Here's something sent in by one of our readers.

'The phone rang and I knew it was over. It was an internal ring, I could tell. I'd witnessed it many times over the last couple of days; the call, the nervous laugh as the receiver was replaced, and then the long walk up to the fifth floor to be told by HR that your services were no longer required.

Well, now it was my turn, and I was determined to take it like a man (actually, I initially ignored the call, hoping that they'd get fed up and chose someone else instead. But they didn't). So I silently cleared the stuff I needed from my desk (all personal belongings, of course, as the client data and the rest of the information that I'd need in my next job had been shipped out piecemeal during the two weeks before).

I took my jacket off the back of my chair, and had a last look around the trading floor. No-one would look me in the eye - they all knew what was coming, and had their heads down, clearly uncomfortable and not knowing what to say. I understood, though, as I'd been there myself. What was there to say ? 'Goodbye' would sound naff, 'Sorry', insincere, and 'Tough luck' quite patronising. Best to look down at your desk and keep mum. And their turn would come, too. We all knew that. Maybe not this time around, but at some stage. It comes with the territory in our jobs.

A young administrator from HR met me as the lift doors opened. She said my name, and I nodded (wouldn't want to get rid of the wrong employee, would we ?). I followed her to a room off to the side. Strange, but at that moment, I actually pitied her. I was sure she hadn't been around long enough to realise that, once this round of lay offs were through, so was she; she'd be the next in line. At least old timers like me see it coming.

The older girl behind the desk introduced herself. I assumed she was also from HR, although she didn't say. Strange how you only see those HR-types twice when you work for a firm like ours - when you're hired, and when they let you go. I've often wondered what they do the rest of the time. 

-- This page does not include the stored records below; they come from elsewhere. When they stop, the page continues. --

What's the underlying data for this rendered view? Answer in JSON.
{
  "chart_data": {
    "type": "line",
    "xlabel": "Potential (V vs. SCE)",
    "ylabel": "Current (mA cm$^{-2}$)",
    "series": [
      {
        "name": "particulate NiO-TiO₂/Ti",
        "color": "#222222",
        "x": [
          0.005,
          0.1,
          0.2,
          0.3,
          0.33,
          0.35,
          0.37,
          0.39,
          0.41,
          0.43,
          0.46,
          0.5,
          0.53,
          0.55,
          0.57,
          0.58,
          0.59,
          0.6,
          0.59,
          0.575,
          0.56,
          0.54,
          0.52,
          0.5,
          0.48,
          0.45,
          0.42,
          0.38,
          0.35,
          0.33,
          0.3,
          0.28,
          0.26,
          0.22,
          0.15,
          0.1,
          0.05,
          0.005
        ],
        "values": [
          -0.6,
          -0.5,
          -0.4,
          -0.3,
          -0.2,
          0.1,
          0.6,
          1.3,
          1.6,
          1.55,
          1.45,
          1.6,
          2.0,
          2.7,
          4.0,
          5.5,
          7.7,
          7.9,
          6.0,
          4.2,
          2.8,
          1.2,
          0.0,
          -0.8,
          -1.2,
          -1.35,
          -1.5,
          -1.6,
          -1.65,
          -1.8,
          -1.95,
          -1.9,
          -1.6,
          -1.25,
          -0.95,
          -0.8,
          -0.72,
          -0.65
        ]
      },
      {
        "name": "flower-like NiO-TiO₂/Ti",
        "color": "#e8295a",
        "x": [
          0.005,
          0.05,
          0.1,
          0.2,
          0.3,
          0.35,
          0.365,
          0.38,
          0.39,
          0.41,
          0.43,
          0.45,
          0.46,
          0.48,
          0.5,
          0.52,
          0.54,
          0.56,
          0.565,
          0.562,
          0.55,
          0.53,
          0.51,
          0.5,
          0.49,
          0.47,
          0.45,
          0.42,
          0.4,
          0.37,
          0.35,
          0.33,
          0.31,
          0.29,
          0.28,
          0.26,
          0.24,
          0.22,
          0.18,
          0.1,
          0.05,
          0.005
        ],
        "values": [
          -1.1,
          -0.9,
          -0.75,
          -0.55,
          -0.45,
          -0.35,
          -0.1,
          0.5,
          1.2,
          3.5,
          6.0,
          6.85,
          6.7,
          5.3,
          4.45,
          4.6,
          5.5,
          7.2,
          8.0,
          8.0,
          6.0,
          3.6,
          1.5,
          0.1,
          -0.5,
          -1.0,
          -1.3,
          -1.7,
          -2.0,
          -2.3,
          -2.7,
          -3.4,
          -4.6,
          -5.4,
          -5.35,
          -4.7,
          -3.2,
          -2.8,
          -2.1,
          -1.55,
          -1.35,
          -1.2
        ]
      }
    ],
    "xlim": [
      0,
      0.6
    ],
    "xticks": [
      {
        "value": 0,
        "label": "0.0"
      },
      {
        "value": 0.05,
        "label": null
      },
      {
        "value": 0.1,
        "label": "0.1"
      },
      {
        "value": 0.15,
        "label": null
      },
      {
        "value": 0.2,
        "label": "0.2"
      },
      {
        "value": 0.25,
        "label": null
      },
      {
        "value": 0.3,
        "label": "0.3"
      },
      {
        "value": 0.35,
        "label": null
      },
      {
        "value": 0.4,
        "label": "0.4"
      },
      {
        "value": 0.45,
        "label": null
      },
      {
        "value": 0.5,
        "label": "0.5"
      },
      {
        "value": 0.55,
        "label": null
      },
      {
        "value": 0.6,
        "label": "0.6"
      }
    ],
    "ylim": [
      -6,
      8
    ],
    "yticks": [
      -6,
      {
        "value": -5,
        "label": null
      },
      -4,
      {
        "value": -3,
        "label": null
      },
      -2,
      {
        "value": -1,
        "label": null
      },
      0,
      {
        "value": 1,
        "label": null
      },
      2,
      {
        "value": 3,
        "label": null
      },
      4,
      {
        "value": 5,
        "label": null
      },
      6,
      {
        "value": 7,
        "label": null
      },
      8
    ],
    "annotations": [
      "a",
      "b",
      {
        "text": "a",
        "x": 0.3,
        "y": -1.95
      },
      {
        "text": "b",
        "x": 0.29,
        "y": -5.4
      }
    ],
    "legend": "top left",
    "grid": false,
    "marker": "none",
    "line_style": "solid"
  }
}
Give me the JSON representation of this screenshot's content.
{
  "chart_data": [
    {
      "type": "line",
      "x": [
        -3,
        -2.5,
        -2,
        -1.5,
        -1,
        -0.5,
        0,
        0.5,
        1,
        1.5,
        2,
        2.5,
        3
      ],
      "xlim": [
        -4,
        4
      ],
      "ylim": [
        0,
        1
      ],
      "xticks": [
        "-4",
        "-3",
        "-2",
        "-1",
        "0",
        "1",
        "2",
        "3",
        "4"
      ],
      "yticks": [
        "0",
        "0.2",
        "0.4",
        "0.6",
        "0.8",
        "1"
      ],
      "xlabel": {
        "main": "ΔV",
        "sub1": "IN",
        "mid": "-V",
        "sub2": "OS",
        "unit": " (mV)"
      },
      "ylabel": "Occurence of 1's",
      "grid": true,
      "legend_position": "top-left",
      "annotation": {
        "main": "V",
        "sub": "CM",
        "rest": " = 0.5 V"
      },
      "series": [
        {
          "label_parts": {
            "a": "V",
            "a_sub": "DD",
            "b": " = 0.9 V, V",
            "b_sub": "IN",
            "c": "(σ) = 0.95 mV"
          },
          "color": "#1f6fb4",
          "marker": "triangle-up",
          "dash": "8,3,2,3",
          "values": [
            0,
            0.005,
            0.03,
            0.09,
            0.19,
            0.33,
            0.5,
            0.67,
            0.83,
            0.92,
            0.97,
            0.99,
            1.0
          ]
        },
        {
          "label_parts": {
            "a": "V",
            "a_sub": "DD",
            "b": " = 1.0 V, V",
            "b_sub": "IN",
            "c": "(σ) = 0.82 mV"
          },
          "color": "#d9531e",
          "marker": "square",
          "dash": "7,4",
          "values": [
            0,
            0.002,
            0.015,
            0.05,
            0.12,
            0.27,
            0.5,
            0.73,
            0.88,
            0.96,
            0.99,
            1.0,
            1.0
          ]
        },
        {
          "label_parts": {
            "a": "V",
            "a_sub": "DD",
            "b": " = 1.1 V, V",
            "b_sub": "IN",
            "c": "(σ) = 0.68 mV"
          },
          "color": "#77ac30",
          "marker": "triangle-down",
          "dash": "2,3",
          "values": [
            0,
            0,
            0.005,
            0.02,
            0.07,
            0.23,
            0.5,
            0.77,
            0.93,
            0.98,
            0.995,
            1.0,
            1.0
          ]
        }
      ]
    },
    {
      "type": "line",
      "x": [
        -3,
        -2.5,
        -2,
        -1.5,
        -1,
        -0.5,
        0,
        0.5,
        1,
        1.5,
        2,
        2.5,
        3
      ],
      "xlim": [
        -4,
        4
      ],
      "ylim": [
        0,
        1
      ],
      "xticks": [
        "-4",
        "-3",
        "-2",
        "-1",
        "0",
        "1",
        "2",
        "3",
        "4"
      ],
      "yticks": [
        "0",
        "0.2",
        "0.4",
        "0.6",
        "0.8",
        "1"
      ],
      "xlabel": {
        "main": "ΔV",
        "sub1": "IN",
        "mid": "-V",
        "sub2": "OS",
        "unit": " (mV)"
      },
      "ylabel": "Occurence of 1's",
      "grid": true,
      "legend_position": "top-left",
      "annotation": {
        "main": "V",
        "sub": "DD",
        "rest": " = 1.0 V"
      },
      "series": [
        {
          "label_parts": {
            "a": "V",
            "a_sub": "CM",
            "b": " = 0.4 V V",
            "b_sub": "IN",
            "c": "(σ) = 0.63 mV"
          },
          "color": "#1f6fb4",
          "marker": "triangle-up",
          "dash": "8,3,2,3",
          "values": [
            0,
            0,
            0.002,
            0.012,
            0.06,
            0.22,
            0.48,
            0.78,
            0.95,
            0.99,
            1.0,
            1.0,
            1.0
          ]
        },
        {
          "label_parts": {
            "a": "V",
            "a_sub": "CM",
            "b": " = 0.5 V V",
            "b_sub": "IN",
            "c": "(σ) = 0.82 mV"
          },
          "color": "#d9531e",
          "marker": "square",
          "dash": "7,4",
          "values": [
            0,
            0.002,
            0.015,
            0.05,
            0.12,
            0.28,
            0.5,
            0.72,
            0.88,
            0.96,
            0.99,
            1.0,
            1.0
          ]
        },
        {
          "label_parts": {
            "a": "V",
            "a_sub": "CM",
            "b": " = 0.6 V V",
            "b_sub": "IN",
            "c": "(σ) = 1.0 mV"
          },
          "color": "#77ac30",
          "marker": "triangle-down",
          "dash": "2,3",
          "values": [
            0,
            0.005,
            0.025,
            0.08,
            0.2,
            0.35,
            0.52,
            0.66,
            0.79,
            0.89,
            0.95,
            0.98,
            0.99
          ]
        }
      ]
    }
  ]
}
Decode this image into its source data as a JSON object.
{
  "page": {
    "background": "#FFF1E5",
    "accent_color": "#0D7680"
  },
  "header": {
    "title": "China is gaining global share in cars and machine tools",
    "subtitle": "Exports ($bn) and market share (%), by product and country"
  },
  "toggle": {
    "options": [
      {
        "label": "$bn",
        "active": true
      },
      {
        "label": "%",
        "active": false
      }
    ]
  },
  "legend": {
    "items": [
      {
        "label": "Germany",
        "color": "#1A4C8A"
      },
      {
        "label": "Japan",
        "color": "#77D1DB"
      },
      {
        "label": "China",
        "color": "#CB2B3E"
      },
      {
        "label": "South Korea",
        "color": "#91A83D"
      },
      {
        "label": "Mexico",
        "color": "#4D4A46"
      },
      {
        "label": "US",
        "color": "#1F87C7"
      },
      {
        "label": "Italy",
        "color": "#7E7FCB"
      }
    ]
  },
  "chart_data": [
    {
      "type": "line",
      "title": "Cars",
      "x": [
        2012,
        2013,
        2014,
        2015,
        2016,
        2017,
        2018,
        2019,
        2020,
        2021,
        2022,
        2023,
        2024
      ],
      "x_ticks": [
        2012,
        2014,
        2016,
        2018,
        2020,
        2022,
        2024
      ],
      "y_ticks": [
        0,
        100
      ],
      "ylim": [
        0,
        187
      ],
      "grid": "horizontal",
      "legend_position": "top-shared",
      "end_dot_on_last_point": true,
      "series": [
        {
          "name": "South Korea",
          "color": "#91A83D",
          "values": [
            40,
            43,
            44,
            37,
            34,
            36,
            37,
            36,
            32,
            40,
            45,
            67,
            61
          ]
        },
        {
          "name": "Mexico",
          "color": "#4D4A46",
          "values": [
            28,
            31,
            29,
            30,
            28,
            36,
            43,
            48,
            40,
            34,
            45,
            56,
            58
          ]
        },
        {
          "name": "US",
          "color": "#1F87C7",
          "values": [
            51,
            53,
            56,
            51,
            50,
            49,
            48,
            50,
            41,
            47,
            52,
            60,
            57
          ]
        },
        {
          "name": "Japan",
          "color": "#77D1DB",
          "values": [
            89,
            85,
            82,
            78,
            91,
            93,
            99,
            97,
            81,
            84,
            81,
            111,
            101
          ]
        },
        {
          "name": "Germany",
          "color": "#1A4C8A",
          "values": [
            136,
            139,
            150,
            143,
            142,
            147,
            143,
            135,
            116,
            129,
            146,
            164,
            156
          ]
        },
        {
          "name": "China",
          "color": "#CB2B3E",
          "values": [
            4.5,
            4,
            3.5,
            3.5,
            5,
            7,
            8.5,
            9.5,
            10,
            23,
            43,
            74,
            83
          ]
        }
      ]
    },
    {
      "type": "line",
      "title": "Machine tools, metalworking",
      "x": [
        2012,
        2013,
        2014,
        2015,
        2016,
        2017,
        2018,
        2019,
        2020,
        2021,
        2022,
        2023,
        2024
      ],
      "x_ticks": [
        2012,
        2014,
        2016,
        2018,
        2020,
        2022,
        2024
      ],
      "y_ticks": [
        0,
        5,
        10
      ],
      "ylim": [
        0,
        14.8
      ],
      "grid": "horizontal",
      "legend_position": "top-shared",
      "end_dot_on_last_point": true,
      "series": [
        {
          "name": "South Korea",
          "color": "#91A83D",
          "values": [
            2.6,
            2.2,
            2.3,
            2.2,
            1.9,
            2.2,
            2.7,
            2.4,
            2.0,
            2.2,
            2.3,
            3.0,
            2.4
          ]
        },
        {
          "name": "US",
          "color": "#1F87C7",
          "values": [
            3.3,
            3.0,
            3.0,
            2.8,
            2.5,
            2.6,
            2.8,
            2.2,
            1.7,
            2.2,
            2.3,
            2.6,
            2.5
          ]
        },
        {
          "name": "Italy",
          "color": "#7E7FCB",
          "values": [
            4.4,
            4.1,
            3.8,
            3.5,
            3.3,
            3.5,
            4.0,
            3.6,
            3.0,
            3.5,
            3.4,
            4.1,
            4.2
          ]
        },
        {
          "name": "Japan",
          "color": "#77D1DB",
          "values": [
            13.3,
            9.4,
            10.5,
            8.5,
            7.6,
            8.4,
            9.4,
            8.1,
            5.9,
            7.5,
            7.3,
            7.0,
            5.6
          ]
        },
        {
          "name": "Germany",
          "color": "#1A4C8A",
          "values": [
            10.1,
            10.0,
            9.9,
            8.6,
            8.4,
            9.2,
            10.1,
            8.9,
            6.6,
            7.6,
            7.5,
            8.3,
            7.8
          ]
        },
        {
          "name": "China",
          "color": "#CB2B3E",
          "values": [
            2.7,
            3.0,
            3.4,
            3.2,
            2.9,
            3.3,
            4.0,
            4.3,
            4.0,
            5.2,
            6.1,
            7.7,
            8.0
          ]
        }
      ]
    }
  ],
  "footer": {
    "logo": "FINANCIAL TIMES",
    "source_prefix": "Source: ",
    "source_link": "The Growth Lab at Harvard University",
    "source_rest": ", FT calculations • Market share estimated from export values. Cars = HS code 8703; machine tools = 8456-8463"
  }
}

To tell the truth, I can't really remember what the HR girl said. It didn't really matter. In the end, I was passed a compromise agreement, advised to go see a lawyer and sign it, and told that I was being taken next door for a 'brief chat' with a 'careers adviser'. Ironic, I thought; I could probably have done with some careers advice before they laid me off!

Anyway, I was hurried out of the office, and pushed into the arms of 'Gerald', an inoffensive chap in his mid-50s with a reassuring look on his face.

And Gerard spent the next 45 minutes telling me all about his own career history, and how he was going to help me rewrite my CV and network to get another job as quickly as possible. Bearing in mind this guy clearly hadn't been able to find a job for himself back in the industry when he was laid off (and he had been, he assured me), you'll forgive me when I say that I'm rather dubious that he'll do any good for me. But I didn't say anything; no point being offensive now. And it wasn't Gerard's fault that I'd lost my job, much as I would've liked to have used him as a punch bag.

'And not to forget your transferable skills', I heard him say, as my mind wandered back to reality.

'I'm in equity derivatives', I replied quietly, 'Or at least I was. How's that transferable ?'.

That stumped him. Well it would, wouldn't it ? He'd spent a career in operations at a commercial bank, you see. But, hey, he was doing his best.

We shook hands, and I promised to call him to make a proper appointment. And we both knew that I wouldn't - ever. I was on my own, and I knew it. Willing as he was, the likes of Gerard would never be able to help me. That's the way it works. I'd need to work out my next move for myself. You walk into a new job with nothing but your experience and your contact list, and you leave the same way. It can be a hard and cruel world, our industry, but we all knew that when we signed up'.